Somalia marks Somali teachers’ day

Somalia commemorates 21st November marked as teachers’ day in Somalia.

Somali teachers have been working in an environment where the rule of the nation grabbed by uneducated young Somali militias and warlords who put their personal interests before the one of the public.

After the collapse Somalia’s popular government, famine compounded by the conflict, which is still raging in Somalia have caused hundreds of thousands of Somali people in the nation to lead life without the candle light of 21 century which is education.

Since Somali central government was toppled early 1990, Somali teachers together with other scholars formed Somali private Education Networks which were the sole responsible for the education of millions of Somali School going children, this was against all odds given the country’s status which has been paradigmatic example of anarchy.

Without education policy act or Unified Curriculum they succeeded to Educate hundred of Somalis from all walks of life; not only the conventional normal school of the children aged between 6-16 but of adults who are immigrating nomad life to that of urban life.

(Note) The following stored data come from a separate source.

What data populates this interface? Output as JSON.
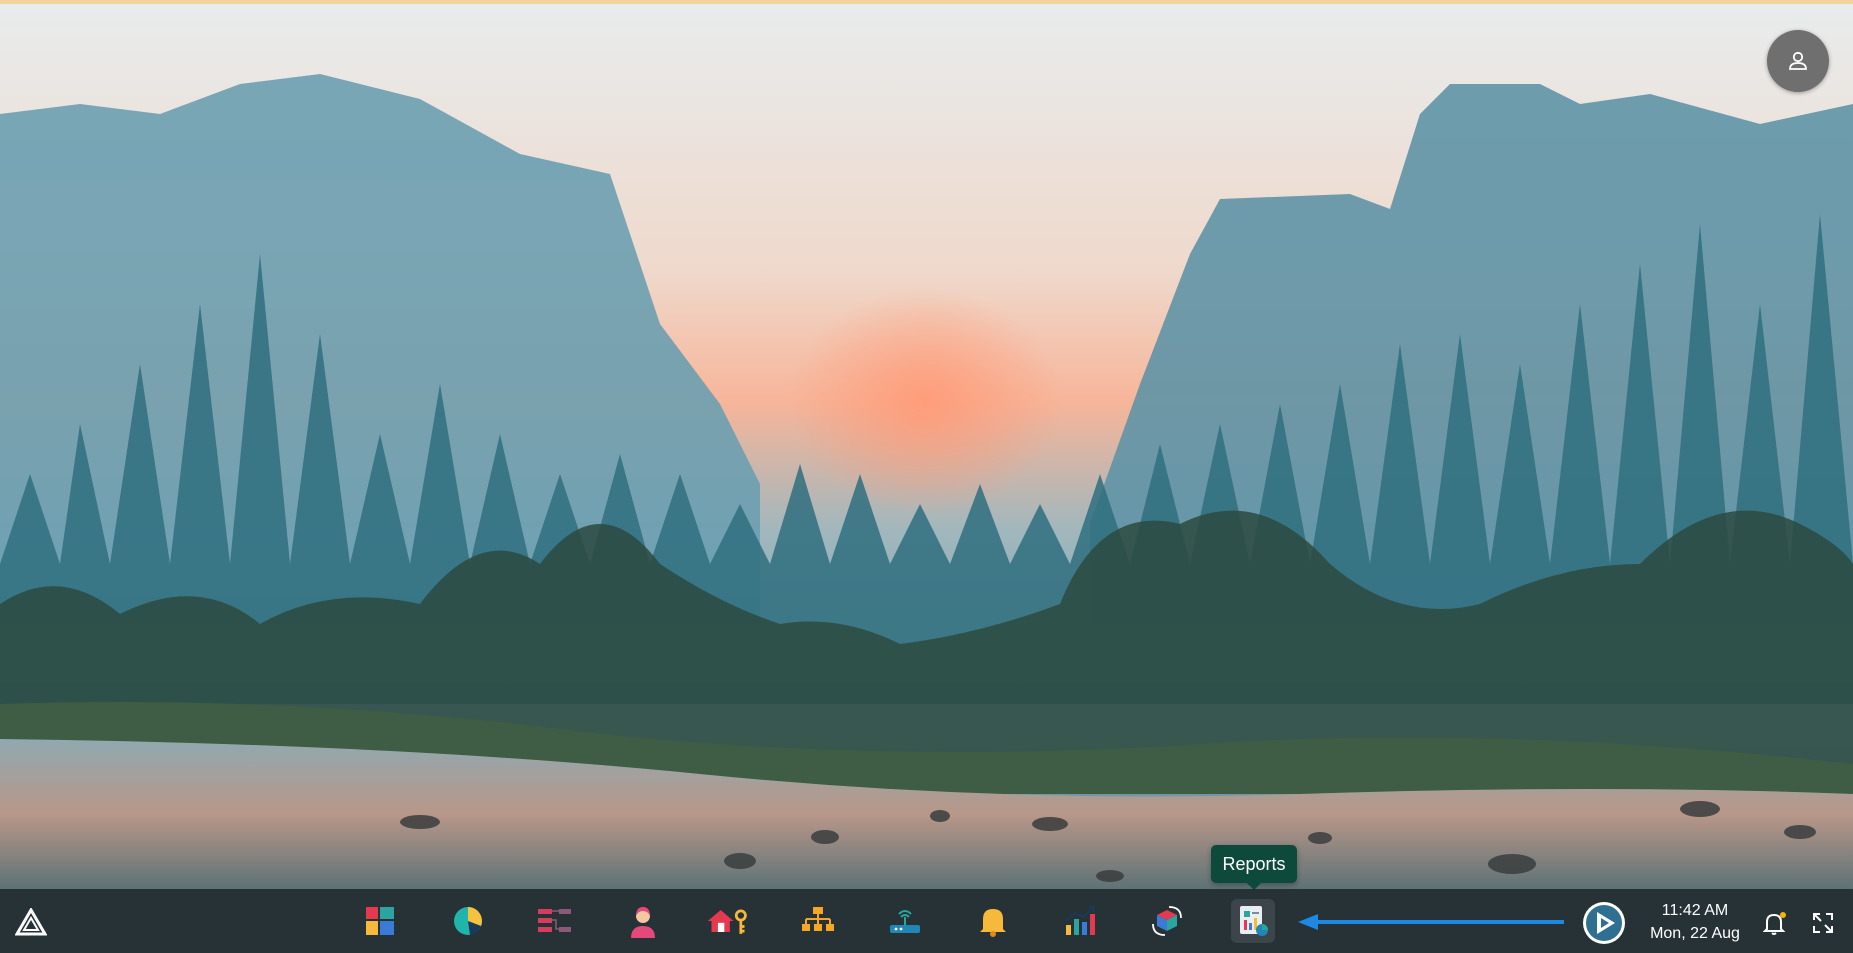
{
  "desktop": {
    "wallpaper_icon": "landscape-wallpaper",
    "colors": {
      "accent_strip": "#f2d49a",
      "taskbar_bg": "#1c2224"
    }
  },
  "user_menu": {
    "icon": "user-icon"
  },
  "taskbar": {
    "start_icon": "triangle-logo-icon",
    "apps": [
      {
        "icon": "dashboard-icon"
      },
      {
        "icon": "pie-chart-icon"
      },
      {
        "icon": "workflow-icon"
      },
      {
        "icon": "user-agent-icon"
      },
      {
        "icon": "home-key-icon"
      },
      {
        "icon": "org-chart-icon"
      },
      {
        "icon": "router-icon"
      },
      {
        "icon": "bell-app-icon"
      },
      {
        "icon": "growth-chart-icon"
      },
      {
        "icon": "cube-sync-icon"
      },
      {
        "icon": "reports-icon",
        "active": true
      }
    ],
    "tooltip": "Reports",
    "arrow_color": "#1e88e5",
    "brand_icon": "play-brand-logo",
    "clock": {
      "time": "11:42 AM",
      "date": "Mon, 22 Aug"
    },
    "notification_icon": "notification-bell-icon",
    "notification_dot_color": "#f5b400",
    "fullscreen_icon": "fullscreen-icon"
  }
}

In the treacherous years of lawlessness in the country –they were bold and assertive to open the eyes of many, and give hope to thousands of hopeless youth who now form the back born of Somalia’s recovery.

There are 12 private education networks in the country; they control some 817 schools country wide.

In a report they released recently,  the umbrellas  employed over 80,000 teachers and another 8,000 staff, making one of the biggest employees in a country hurt by unemployment.

The schools umbrellas also manage to break the barriers within Somalia’s territories with different administrations who don’t always agree on political fronts, like self proclaimed independent state of Somaliland.

It is the Somali teachers who stood and committed to save this country which once passed a stage of ruin and rack.